Statistical analyses

Differences among the persons according to their apoE ε4 carrier status were analysed with chi-square test and Student's t-test as appropriate. The associations between midlife physical inactivity, dietary fat intake, alcohol drinking and smoking, and the subsequent development of dementia and AD were investigated with multiple logistic regression analyses. We carried out analyses stratified by apoE ε4 carrier status adjusted for potential confounders in the investigated associations including age, sex, education, follow-up time, BMI, total serum cholesterol, systolic blood pressure (SBP) and history of myocardial infarction, stroke and diabetes mellitus. The models for physical activity were additionally adjusted for locomotor disorders (may limit participation in physical activity), while analysis of subtypes of dietary fat intake were additionally adjusted for other subtypes of fats (PUFA and SFA). In addition to the stratified analyses we conducted analyses with variables combining the apoE ε4 carrier status with each of the lifestyle-related factor separately. The combined variables included all possible combinations between each lifestyle-related factor and the apoE ε4 carrier status.

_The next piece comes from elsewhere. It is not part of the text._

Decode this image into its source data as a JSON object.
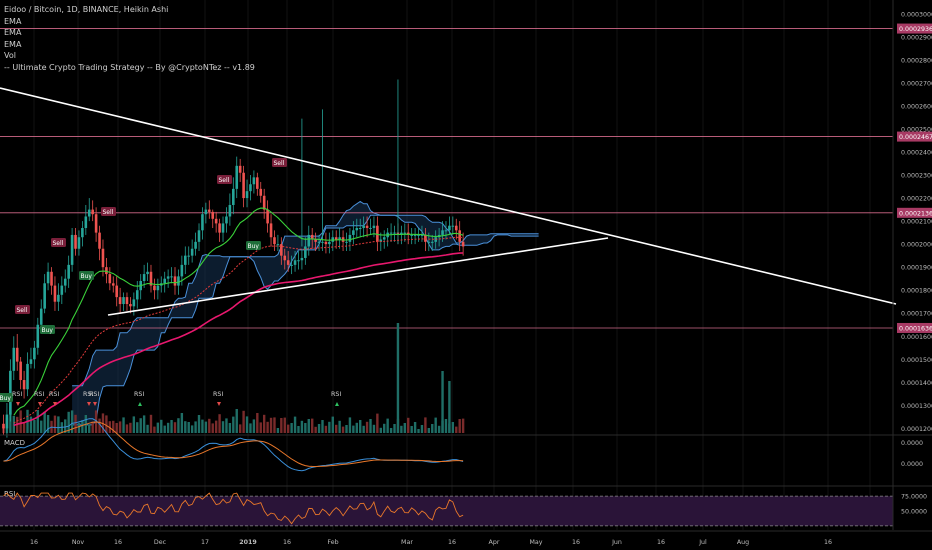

The putative multiplicative interactions between the apoE ε4 carrier status and various lifestyle-related factors were investigated by adding an interaction term for each lifestyle-related factor separately into the model. In chronic disease epidemiology, a corroborated view is that risk factors that act independently have an additive rather than synergistic effect [36]. This means that when no causal interaction exists, the total effect of risk factors is equal to the sum of the effects of the separate risk factors. This implies that there is an interaction as a departure from additivity (often called additive interaction) [36] when the total effect of risk factors is smaller or larger than the sum of the separate effects. Therefore, in addition to multiplicative interaction, we also calculated additive interactions using relative excess risk from interaction (RERI) as a measure of overall risk [36]. We chose RERI because it shows the size of the interaction in a way that is comparable to an interaction term, which allows us to compare the results from multiplicative and additive interactions. When the RERI was calculated, the distributional differences between risk and odds were taken into account [37]. Standard errors for the additive interaction were calculated with the delta method [38]. When there is no additive interaction, RERI is equal to zero. In this study, RERI > 0 shows that there is a larger difference among the apoE ε4 carriers.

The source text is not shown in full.